ACS recommends adults at average risk start screening for colorectal cancer at age 45. If you’re at an increased risk, however, talk to your doctor about when to begin screening and how often.

While a colonoscopy is considered the gold standard in detecting early colon and rectal cancers, there are several screening options available today. Each comes with advantages and recommendations how often they are recommended.

Summa Health discusses the various options for colorectal cancer screening so you can talk to your healthcare provider about which test is right for you and how often to be screened. But no matter which test you choose, the most important step is to get screened!

Stool tests

Stool tests are designed to check your stool for evidence of cancer. These tests can be performed in the privacy of your home and samples are then sent to the lab for testing. The advantages of stool tests are they don’t require sedation or a colon cleanse beforehand.

However, if abnormalities are found, additional testing with a colonoscopy will likely be needed.

The three main stool tests to screen for colorectal cancer include:

  • gFOBT: The guaiac-based Fecal Occult Blood Test is performed to detect blood in your stool that can’t be seen with the naked eye. Using a test kit from your doctor’s office, you can use a stick or brush to obtain a small stool sample and return the test kit to your doctor or lab for testing. This test is recommended every year.
  • FIT: The Fecal Immunochemical Test is similar to the gFOBT, but instead uses antibodies to detect blood in your stool. This test is conducted in the same way as the gFOBT and is recommended annually, as well.
  • FIT-DNA: This test, also known as a Stool DNA test, combines the FIT test with one that can detect altered DNA that might indicate colon cancer and blood in your stool. For this test, you’ll need to collect an entire bowel movement to send to the lab for testing. It is recommended every three years.

Colon visualization tests

Colon visualization tests are designed to analyze your colon for evidence of cancer and are more sensitive than stool tests. However, they are performed inside the doctor’s office and require a full colon cleanse and in some cases, sedation.

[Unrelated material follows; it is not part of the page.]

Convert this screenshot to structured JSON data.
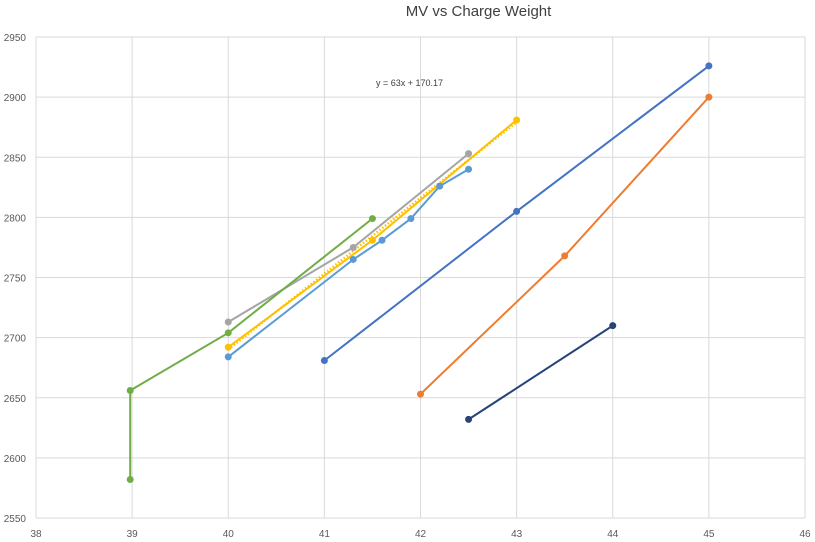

The colonoscopy is the most sensitive test available in detecting colon cancer. It typically takes about 30 to 60 minutes.

During the procedure, a doctor will insert a long, thin, flexible tube with a camera at the end into your rectum. This allows the doctor to check for polyps or evidence of cancer inside the rectum and your entire colon. A polyp is a growth or lesion in the tissue of the colon and most colorectal cancers begin as a polyp. During the colonoscopy, your doctor can remove polyps  if found.

The ACS recommends a colonoscopy every 10 years if you’re not at an increased risk for colorectal cancer and no abnormalities were found during the test.

Virtual colonoscopy

Another option is a virtual colonoscopy, also known as a CT colonography. During this test, your doctor will use a CT scan to produce X-Ray images of your entire rectum and colon to analyze for polyps or cancer. A full colon cleanse is required, but it does not require sedation.

This test usually takes about 10 minutes and is recommended every 5 years. However, if an abnormality is found, a follow-up colonoscopy might be necessary.

Which test is right for you?

Each test comes with its own advantages so it’s best to talk to your healthcare provider about your options and commit to a screening schedule that’s based on your personal risk factors and preferences. Remember, it doesn’t matter which test you choose as long as you get screened. The earlier colon and rectal cancers, or polyps that could develop into cancer are detected, the easier it is to treat and the better your chances of surviving the disease.